L'attacco missilistico americano contro le postazioni militari del regime di Bashar Al Assad, decise ed eseguite nella notte scorsa dal Presidente Trump, rappresentano e confermano la irresponsabilità e l'assenza di una strategia politica internazionale che circonda la crisi siriana.
L'utilizzo di armi chimiche nel conflitto siriano sia da parte del regime di Assad che da parte dell'ISIS, purtroppo non è una novità.
Quanto accaduto, martedì scorso, nella città di Khan Sheikhun, nei pressi di Idlib, dove hanno trovato la morte almeno 72 persone di cui 20 minori ed un centinaio di persone sono rimaste intossicate e ricoverate nei centri sanitari della zona.
E’ l'ennesimo crimine di guerra che segue a quello avvenuto nel dicembre scorso nei pressi di Homs, dove perirono 93 persone ed altre centinaia rimasero ferite dove, secondo esperti ed agenzie umanitarie è stato impiegato sarin o gas nervino; purtroppo in questo caso non fu possibile reperire sul campo le prove dell'uso, come invece fu provato con le analisi batteriologiche, nell'attacco avvenuto nella zona di Ghouta, vicino a Damasco nel 2013; lì perirono circa 1300 persone, tra uomini, donne e bambini.
E’ pure stato provato l'utilizzo di armi chimiche, prodotte in modo artigianale, da parte delle milizie dell'ISIS in Iraq.
Sono sei anni che questo conflitto produce ogni giorno nuove morti e nuove distruzioni, trasformandosi da una rivolta interna contro una dittatura, ad un campo di battaglia internazionale dove si scontrano mercenari ed armamenti provenienti da ogni parte del mondo per rivendicare una egemonia religiosa, territoriale, politica ed economica, sulla pelle della popolazione siriana e distruggendo la convivenza di comunità etnico-religiose millenarie.
Oltre 400mila morti, 5 milioni di profughi, 6 milioni di sfollati interni, per una popolazione complessiva di circa 23 milioni di persone, è la fotografia attuale del disastro che non si è voluto fermare.
L'azione muscolare unilaterale dell'amministrazione americana non trova alcuna giustificazione se non quella di sfida alle altre potenze schierate nel teatro di guerra regionale, che invece di nuove prove di forza militare ha bisogno di una azione di de-militarizzazione e di una strategia politica e negoziata di pacificazione e di ricomposizione delle comunità locali.

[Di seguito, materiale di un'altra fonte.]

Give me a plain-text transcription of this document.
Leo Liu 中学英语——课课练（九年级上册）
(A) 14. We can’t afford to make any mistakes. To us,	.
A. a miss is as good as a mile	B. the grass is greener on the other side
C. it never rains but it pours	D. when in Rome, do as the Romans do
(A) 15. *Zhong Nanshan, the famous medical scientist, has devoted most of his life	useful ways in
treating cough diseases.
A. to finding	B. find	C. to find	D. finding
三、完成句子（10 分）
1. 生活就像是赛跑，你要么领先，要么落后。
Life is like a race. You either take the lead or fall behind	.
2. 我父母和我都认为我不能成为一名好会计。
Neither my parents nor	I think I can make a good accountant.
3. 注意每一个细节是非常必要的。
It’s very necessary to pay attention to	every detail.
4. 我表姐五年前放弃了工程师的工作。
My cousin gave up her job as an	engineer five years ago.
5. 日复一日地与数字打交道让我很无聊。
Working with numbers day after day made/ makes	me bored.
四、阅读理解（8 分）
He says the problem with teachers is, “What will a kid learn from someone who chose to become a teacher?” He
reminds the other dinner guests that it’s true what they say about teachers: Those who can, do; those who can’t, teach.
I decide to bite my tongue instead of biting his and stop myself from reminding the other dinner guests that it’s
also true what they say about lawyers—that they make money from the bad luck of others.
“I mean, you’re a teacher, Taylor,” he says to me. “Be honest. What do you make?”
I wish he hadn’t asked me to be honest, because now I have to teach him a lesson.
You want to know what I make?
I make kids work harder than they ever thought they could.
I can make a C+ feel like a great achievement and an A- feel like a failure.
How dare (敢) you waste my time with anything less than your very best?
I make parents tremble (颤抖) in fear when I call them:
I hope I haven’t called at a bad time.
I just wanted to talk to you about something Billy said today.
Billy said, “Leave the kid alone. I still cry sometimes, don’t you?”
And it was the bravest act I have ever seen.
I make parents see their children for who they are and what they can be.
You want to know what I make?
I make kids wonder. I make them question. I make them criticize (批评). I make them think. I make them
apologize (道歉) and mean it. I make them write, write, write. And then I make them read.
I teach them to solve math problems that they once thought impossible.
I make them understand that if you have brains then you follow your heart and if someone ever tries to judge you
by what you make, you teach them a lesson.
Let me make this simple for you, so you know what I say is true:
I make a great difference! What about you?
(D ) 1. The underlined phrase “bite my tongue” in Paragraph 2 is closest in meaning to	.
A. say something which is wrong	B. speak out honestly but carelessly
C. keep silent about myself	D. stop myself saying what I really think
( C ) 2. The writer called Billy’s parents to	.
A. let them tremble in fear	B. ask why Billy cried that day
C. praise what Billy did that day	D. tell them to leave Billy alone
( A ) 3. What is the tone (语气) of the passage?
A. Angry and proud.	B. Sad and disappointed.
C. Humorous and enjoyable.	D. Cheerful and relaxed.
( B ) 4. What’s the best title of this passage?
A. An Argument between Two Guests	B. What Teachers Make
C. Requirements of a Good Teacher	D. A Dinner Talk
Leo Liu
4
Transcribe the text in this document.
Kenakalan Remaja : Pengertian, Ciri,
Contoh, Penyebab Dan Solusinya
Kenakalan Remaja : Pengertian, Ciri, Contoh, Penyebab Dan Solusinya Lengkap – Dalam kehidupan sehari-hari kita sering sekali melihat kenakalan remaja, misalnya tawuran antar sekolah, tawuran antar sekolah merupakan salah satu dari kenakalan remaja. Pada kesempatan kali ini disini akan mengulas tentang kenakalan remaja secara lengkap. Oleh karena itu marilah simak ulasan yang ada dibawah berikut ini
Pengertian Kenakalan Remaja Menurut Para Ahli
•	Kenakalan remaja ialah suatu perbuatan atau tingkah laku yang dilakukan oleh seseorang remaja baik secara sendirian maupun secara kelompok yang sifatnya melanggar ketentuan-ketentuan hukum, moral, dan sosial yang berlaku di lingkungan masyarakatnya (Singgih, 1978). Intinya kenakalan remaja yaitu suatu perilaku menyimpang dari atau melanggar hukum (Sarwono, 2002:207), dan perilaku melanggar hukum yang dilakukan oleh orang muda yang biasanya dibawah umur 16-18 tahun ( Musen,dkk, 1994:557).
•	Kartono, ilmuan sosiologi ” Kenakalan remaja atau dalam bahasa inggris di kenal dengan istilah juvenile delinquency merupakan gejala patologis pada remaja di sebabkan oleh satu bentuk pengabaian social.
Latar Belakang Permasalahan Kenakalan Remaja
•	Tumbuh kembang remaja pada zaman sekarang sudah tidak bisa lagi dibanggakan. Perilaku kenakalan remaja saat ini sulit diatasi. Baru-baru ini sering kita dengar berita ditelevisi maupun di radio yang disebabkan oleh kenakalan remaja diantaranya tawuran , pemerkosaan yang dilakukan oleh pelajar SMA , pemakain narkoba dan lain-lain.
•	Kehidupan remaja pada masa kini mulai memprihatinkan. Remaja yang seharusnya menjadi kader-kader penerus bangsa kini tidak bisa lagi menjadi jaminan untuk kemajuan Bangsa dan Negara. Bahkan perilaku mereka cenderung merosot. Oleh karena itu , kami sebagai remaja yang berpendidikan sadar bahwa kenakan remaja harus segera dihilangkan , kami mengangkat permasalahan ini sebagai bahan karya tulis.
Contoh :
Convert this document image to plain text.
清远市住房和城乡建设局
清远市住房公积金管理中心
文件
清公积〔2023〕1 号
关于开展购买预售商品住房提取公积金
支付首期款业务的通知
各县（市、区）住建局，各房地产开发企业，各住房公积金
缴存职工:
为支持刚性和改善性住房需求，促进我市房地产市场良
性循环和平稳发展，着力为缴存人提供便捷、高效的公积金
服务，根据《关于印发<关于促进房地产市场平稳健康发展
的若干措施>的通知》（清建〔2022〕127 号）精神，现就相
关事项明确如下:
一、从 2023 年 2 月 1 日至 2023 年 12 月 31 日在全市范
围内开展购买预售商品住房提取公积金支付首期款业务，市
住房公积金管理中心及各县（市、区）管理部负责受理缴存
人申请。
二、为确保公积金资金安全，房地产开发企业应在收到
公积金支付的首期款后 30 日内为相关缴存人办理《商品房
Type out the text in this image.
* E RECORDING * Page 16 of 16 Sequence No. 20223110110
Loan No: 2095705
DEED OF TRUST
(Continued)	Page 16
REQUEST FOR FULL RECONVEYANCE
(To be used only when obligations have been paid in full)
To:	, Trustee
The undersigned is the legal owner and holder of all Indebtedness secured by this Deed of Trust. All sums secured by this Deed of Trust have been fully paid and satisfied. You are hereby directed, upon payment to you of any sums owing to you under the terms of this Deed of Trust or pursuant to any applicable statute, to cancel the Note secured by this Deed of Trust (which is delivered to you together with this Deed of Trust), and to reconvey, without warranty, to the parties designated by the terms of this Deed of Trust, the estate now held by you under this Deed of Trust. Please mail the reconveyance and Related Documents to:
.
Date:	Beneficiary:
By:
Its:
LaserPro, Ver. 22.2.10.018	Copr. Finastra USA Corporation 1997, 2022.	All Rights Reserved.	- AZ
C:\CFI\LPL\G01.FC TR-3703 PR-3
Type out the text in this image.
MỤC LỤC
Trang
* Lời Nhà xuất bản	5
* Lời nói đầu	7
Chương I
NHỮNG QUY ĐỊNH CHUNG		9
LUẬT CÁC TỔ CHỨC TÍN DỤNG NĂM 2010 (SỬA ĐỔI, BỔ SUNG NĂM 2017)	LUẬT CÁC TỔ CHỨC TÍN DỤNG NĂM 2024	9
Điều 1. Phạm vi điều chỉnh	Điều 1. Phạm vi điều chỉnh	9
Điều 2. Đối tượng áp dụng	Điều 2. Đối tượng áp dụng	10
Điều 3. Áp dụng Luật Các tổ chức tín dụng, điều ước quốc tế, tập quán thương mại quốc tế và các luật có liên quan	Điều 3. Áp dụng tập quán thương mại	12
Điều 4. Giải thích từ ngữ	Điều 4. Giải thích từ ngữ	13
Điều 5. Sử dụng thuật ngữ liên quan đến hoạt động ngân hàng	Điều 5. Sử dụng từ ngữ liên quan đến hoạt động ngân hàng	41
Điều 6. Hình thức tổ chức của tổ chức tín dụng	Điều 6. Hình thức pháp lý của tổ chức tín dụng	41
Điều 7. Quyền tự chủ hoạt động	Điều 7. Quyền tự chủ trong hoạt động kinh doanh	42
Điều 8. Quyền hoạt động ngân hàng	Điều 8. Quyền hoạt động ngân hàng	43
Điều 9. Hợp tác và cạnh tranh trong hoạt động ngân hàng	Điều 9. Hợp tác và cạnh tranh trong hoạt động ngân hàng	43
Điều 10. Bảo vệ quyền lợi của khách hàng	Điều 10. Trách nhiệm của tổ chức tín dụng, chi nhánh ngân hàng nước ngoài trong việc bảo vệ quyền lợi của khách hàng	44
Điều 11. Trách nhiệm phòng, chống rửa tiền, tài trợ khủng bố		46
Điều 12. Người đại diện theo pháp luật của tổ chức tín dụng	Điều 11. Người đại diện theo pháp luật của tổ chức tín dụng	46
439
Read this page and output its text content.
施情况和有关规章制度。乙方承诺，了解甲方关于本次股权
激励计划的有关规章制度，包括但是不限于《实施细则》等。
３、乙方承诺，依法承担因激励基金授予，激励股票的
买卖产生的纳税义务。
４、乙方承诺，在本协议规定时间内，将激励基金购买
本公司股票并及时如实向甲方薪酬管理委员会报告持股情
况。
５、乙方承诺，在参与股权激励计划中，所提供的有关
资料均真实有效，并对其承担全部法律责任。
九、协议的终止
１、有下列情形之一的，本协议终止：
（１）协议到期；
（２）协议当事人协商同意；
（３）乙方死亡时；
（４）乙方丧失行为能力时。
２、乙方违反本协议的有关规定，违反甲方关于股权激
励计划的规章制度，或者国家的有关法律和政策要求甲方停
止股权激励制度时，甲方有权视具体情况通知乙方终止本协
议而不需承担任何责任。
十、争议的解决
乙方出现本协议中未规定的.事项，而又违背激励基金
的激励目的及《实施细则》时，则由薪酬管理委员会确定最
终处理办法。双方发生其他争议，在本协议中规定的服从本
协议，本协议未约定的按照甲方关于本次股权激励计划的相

Un percorso complesso ma indispensabile che ha bisogno della forza del diritto e della giustizia e non delle armi.
La comunità internazionale, le potenze mondiali, tutte le istituzioni democratiche che hanno adottato i principi e le convenzioni internazionali quali basi delle proprie costituzioni e del diritto internazionale come norma e strumento per regolare i conflitti tra stati, hanno la responsabilità di agire in questa direzione, fermare il flusso di armi ed isolare i responsabili dei crimini di guerra per portarli ad un giusto processo.
Alle istituzioni, a partire dal nostro governo, all'Unione Europea, all'Assemblea ed al Consiglio delle Nazioni Unite, rivolgiamo questo accorato appello, che fermino questa nuova escalation di guerra, che si impegnino concretamente, oltre le dichiarazioni, a costruire la pace in Siria, negli interessi e nel diritto del popolo siriano, facendo cadere quei veti e quei tatticismi che alimentano la prepotenza e le guerre.